For Ford, this was its first investment in Southeast Asia. The American manufacturer’s desire to increase its investment in an essential automotive industry dictated the move. Manufacturers of batteries for electric cars use nickel, which in turn account for about 40% of the total cost of a vehicle.
Indonesia has the largest nickel reserves in the world, making it a country of extreme interest to the automotive industry. Global market trends show that all the major vehicle manufacturers are increasing their investment in electric vehicles. Ford is no exception. However, the challenge in increasing the production of zero-emission vehicles is the high cost of production. Manufacturers are therefore supporting nickel recycling facilities to reduce the batteries’ cost. A prime example is Volkswagen Europe, which plans to invest €180bn in the battery and battery raw materials sectors over the next five years.

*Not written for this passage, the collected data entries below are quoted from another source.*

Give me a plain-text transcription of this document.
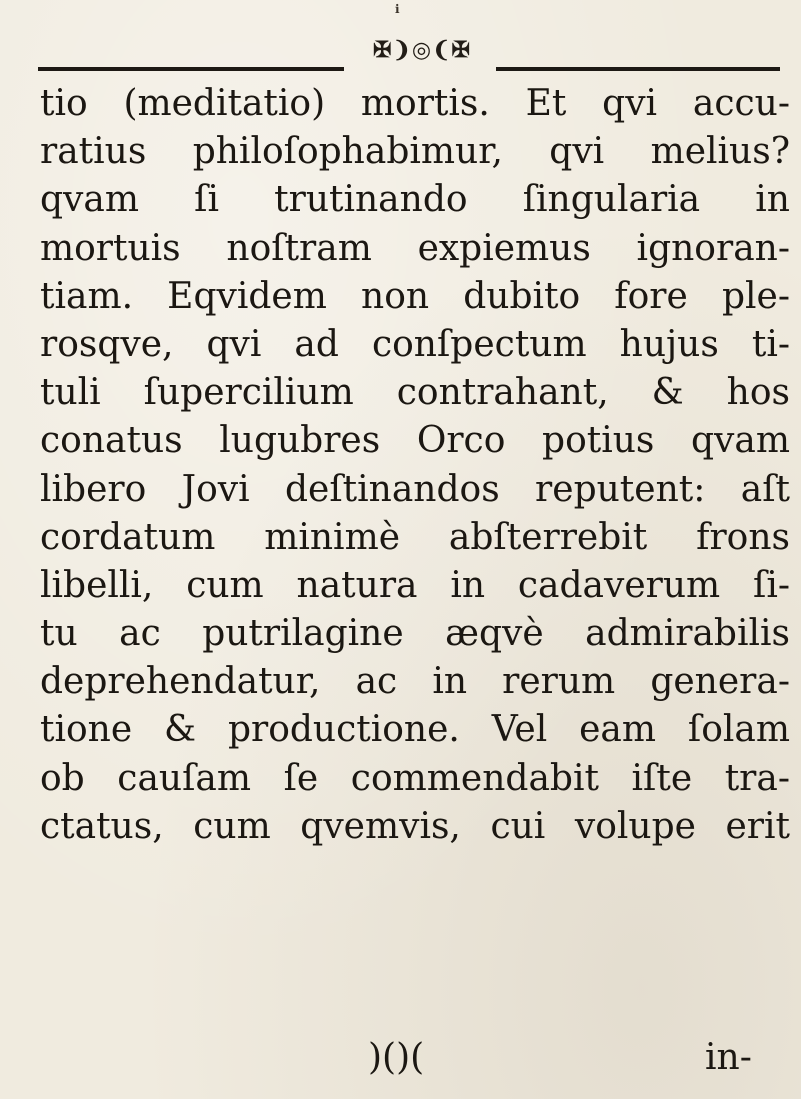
ℹ
✠❩◎❨✠
tio (meditatio) mortis. Et qvi accu-
ratius philoſophabimur, qvi melius?
qvam ſi trutinando ſingularia in
mortuis noſtram expiemus ignoran-
tiam. Eqvidem non dubito fore ple-
rosqve, qvi ad conſpectum hujus ti-
tuli ſupercilium contrahant, & hos
conatus lugubres Orco potius qvam
libero Jovi deſtinandos reputent: aſt
cordatum minimè abſterrebit frons
libelli, cum natura in cadaverum ſi-
tu ac putrilagine æqvè admirabilis
deprehendatur, ac in rerum genera-
tione & productione. Vel eam ſolam
ob cauſam ſe commendabit iſte tra-
ctatus, cum qvemvis, cui volupe erit
)()(	in-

Ford invests in the plant in Indonesia

The Indonesian nickel processing plant

The local company Vale and the Chinese business Huayou invested in the Indonesian nickel processing plant. Construction of the facility started in November 2022 in Pomalaa, where Vale operates several nickel mines. The project involves the erection of a plant that will process the feedstock using a high-pressure acid-leaching process. Experts expect that full-scale operation of the plant commence in 2026.
According to Vale, Ford’s entry into the project will be the automotive company’s first experience in nickel mining and processing. The Indonesian company has a 30% stake in the plant, with the remainder held by the American manufacturer and Huayou.
Under the project, the plant will produce about 120 thousand tons of hydroxide sludge annually. Industrialists use this raw material to make batteries and extract it from nickel ore.
It should be noted that for Indonesia, nickel mining is one of the strategically important industries. In 2020, the Indonesian government banned ore export to boost investment in the local market. At the same time, the Indonesian authorities are encouraging global car manufacturers to invest in the processing of raw materials. In addition to Ford, the US company Tesla and Chinese carmaker BYD have already invested in local nickel production.